07 Jul New ‘early warning’ system aims to help Memphis high schools identify potential dropouts

July 7, 2016

By: Laura Faith Kebede

Source: chalkbeat.org

In a sea of data on hundreds of students about attendance, test scores, grades and behavior, teachers and administrators can be challenged to identify a student early on who may not graduate.

They used to crunch those numbers by hand, taking time from other responsibilities and leaving gaps in their understanding of where students stand.

But this coming school year, Shelby County Schools hopes to streamline the process by introducing Early Warning System software through tech company Tableau. The aim is to help high school educators make sense of all of the information they gather about their students.

Whitehaven High School principal Vincent Hunter was among district educators to test the software last school year, and liked what he saw.

“Our administration team and our data team used to analyze data like that every four and a half weeks,” he said. “… But now we’re at a point where we can log in and get that info right away.”

The system is part of a growing number of efforts nationally to sort student data and make it easier for teachers and administrators to make data-driven decisions to help students succeed in the classroom. Long-term evidence that the systems are working are not yet available, but leaders with Shelby County Schools are hopeful after hearing positive feedback from principals like Hunter.

Shelby County Schools will roll out the system this fall to all high schools as part of its Destination 2025 initiative, which calls for the district to boost its graduation rate by 15 points, to 90 percent, over the next decade. Principals are scheduled to be trained on the new platform this month

Under the new system, vulnerable students will be identified based on six common factors that data miners found among dropouts and delayed graduates since 2010: low attendance, multiple suspensions, the number of courses they are failing, grade point average, the number of missed course credits, and gaps in enrollment.

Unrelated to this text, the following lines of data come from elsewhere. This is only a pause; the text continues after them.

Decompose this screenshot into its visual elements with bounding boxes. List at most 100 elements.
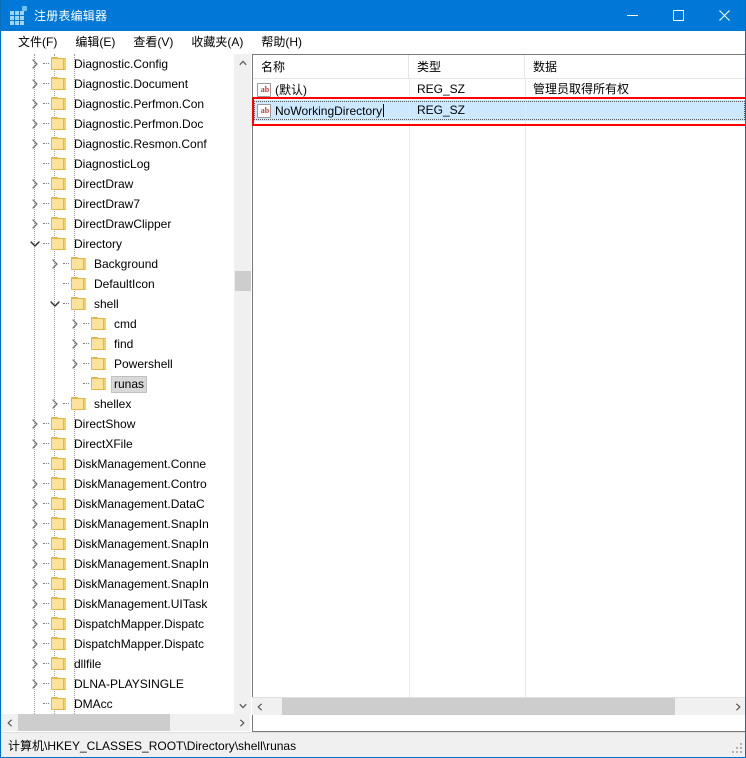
tree-item[interactable]: Diagnostic.Document [2, 74, 234, 94]
chevron-right-icon[interactable] [46, 254, 63, 274]
tree-item-selected[interactable]: runas [2, 374, 234, 394]
column-header-name[interactable]: 名称 [253, 55, 409, 78]
values-hscroll-thumb[interactable] [282, 698, 675, 715]
tree-item[interactable]: find [2, 334, 234, 354]
tree-horizontal-scrollbar[interactable] [2, 714, 250, 731]
chevron-right-icon[interactable] [26, 614, 43, 634]
tree-vertical-scrollbar[interactable] [234, 54, 251, 714]
chevron-right-icon[interactable] [26, 654, 43, 674]
chevron-right-icon[interactable] [26, 54, 43, 74]
tree-item[interactable]: DispatchMapper.Dispatc [2, 614, 234, 634]
chevron-right-icon[interactable] [26, 114, 43, 134]
chevron-right-icon[interactable] [26, 214, 43, 234]
tree-item[interactable]: DiskManagement.DataC [2, 494, 234, 514]
chevron-right-icon[interactable] [26, 414, 43, 434]
chevron-right-icon[interactable] [26, 494, 43, 514]
menu-item-favorites[interactable]: 收藏夹(A) [182, 33, 252, 53]
tree-item[interactable]: DirectDraw [2, 174, 234, 194]
chevron-right-icon[interactable] [26, 74, 43, 94]
tree-scroll-left-button[interactable] [2, 714, 18, 731]
chevron-right-icon[interactable] [26, 94, 43, 114]
value-name-cell[interactable]: ab (默认) [253, 79, 409, 100]
chevron-right-icon[interactable] [26, 594, 43, 614]
tree-scroll-track[interactable] [235, 71, 251, 697]
values-hscroll-track[interactable] [268, 698, 730, 715]
tree-item[interactable]: DirectShow [2, 414, 234, 434]
tree-hscroll-thumb[interactable] [18, 714, 170, 731]
menu-item-help[interactable]: 帮助(H) [252, 33, 311, 53]
table-row[interactable]: ab NoWorkingDirectory REG_SZ [253, 100, 745, 121]
tree-item[interactable]: DMAcc [2, 694, 234, 714]
values-horizontal-scrollbar[interactable] [252, 697, 745, 715]
tree-item[interactable]: Directory [2, 234, 234, 254]
title-bar[interactable]: 注册表编辑器 [1, 0, 745, 31]
values-list[interactable]: ab (默认) REG_SZ 管理员取得所有权 ab NoWorkingDirectory… [253, 79, 745, 121]
chevron-right-icon[interactable] [26, 554, 43, 574]
chevron-right-icon[interactable] [46, 394, 63, 414]
tree-connector [43, 614, 51, 634]
tree-item[interactable]: DiskManagement.SnapIn [2, 534, 234, 554]
table-row[interactable]: ab (默认) REG_SZ 管理员取得所有权 [253, 79, 745, 100]
tree-item[interactable]: Diagnostic.Config [2, 54, 234, 74]
tree-item[interactable]: DiskManagement.Conne [2, 454, 234, 474]
chevron-right-icon[interactable] [26, 514, 43, 534]
tree-item[interactable]: DiskManagement.UITask [2, 594, 234, 614]
maximize-button[interactable] [655, 0, 701, 31]
chevron-right-icon[interactable] [26, 574, 43, 594]
menu-item-file[interactable]: 文件(F) [9, 33, 66, 53]
chevron-right-icon[interactable] [66, 314, 83, 334]
tree-item[interactable]: DiskManagement.SnapIn [2, 514, 234, 534]
tree-connector [63, 294, 71, 314]
tree-item[interactable]: DirectDraw7 [2, 194, 234, 214]
chevron-right-icon[interactable] [26, 534, 43, 554]
close-button[interactable] [701, 0, 745, 31]
chevron-right-icon[interactable] [26, 474, 43, 494]
resize-grip[interactable] [732, 743, 744, 755]
tree-item[interactable]: shell [2, 294, 234, 314]
chevron-right-icon[interactable] [66, 354, 83, 374]
values-scroll-right-button[interactable] [730, 698, 745, 715]
tree-item[interactable]: Diagnostic.Perfmon.Doc [2, 114, 234, 134]
tree-connector [43, 214, 51, 234]
chevron-right-icon[interactable] [26, 134, 43, 154]
tree-hscroll-track[interactable] [18, 714, 234, 731]
tree-item[interactable]: cmd [2, 314, 234, 334]
tree-item[interactable]: DiagnosticLog [2, 154, 234, 174]
chevron-right-icon[interactable] [66, 334, 83, 354]
chevron-down-icon[interactable] [26, 234, 43, 254]
tree-item[interactable]: DirectXFile [2, 434, 234, 454]
chevron-right-icon[interactable] [26, 174, 43, 194]
tree-item[interactable]: Powershell [2, 354, 234, 374]
tree-item[interactable]: DefaultIcon [2, 274, 234, 294]
tree-item[interactable]: DispatchMapper.Dispatc [2, 634, 234, 654]
tree-item[interactable]: Diagnostic.Resmon.Conf [2, 134, 234, 154]
chevron-down-icon[interactable] [46, 294, 63, 314]
tree-item[interactable]: shellex [2, 394, 234, 414]
tree-item[interactable]: DiskManagement.SnapIn [2, 574, 234, 594]
tree-connector [43, 694, 51, 714]
tree-item[interactable]: DirectDrawClipper [2, 214, 234, 234]
tree-item[interactable]: DiskManagement.SnapIn [2, 554, 234, 574]
tree-item[interactable]: Background [2, 254, 234, 274]
tree-scroll-up-button[interactable] [235, 54, 251, 71]
tree-scroll-down-button[interactable] [235, 697, 251, 714]
chevron-right-icon[interactable] [26, 634, 43, 654]
chevron-right-icon[interactable] [26, 194, 43, 214]
column-header-type[interactable]: 类型 [409, 55, 525, 78]
tree-item[interactable]: DLNA-PLAYSINGLE [2, 674, 234, 694]
values-scroll-left-button[interactable] [252, 698, 268, 715]
tree-scroll-thumb[interactable] [235, 271, 251, 291]
registry-tree-viewport[interactable]: Diagnostic.Config Diagnostic.Document Diag… [2, 54, 234, 714]
menu-item-view[interactable]: 查看(V) [124, 33, 182, 53]
menu-item-edit[interactable]: 编辑(E) [66, 33, 124, 53]
tree-item[interactable]: DiskManagement.Contro [2, 474, 234, 494]
minimize-button[interactable] [609, 0, 655, 31]
tree-item[interactable]: Diagnostic.Perfmon.Con [2, 94, 234, 114]
chevron-right-icon[interactable] [26, 434, 43, 454]
value-name-cell[interactable]: ab NoWorkingDirectory [253, 100, 409, 121]
chevron-right-icon[interactable] [26, 674, 43, 694]
tree-connector [43, 114, 51, 134]
column-header-data[interactable]: 数据 [525, 55, 745, 78]
tree-item[interactable]: dllfile [2, 654, 234, 674]
tree-scroll-right-button[interactable] [234, 714, 250, 731]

The centralized data system identifies potential dropouts when they reach a threshold on one or more of the triggers and alerts the school administration immediately.

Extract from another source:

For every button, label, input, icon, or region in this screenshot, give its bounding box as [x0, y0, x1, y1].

Hunter said he anticipates the system will “cut down on a lot of man hours” and give a clearer overview of a student’s progress and needs in literacy, math, attendance and class credits. The data will steer “administrators and especially counselors on where to focus on” for a particular student.

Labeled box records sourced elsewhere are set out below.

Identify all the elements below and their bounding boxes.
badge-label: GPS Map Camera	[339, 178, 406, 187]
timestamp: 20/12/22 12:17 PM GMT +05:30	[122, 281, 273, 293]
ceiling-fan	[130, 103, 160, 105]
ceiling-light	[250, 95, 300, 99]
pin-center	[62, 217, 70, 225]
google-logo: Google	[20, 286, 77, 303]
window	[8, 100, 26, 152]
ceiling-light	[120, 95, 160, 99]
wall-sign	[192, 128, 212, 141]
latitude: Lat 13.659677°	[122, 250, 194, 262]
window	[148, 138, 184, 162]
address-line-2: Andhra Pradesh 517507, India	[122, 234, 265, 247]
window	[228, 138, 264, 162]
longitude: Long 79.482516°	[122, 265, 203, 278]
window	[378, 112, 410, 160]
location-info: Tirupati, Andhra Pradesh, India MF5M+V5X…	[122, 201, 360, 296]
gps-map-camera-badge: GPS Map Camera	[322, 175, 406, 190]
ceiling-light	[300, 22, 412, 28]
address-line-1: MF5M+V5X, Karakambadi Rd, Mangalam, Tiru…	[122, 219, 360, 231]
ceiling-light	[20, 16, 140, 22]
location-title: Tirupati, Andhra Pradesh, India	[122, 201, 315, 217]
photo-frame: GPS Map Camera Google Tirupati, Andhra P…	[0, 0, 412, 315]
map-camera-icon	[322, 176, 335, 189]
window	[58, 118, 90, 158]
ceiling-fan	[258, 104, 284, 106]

Information that’s easier to access is more likely to get used, said Randall McPherson, the district’s manager of student behavior and leadership.

“The information has always been there. But we’re putting it in a more readable format,” McPherson said. “It helps schools identify where the problems are, giving our students the best opportunity to be successful.”

The instant data also generates a real-time report for parents and teachers to discuss.

“When you can show it to them in black and white not only have you established a line of credibility with the parent, the parent truly believes you are a partner in education with them,” Hunter said. “It definitely grabs their attention and creates a sense of urgency for what’s most important, which is academic progress and academic progress on time.”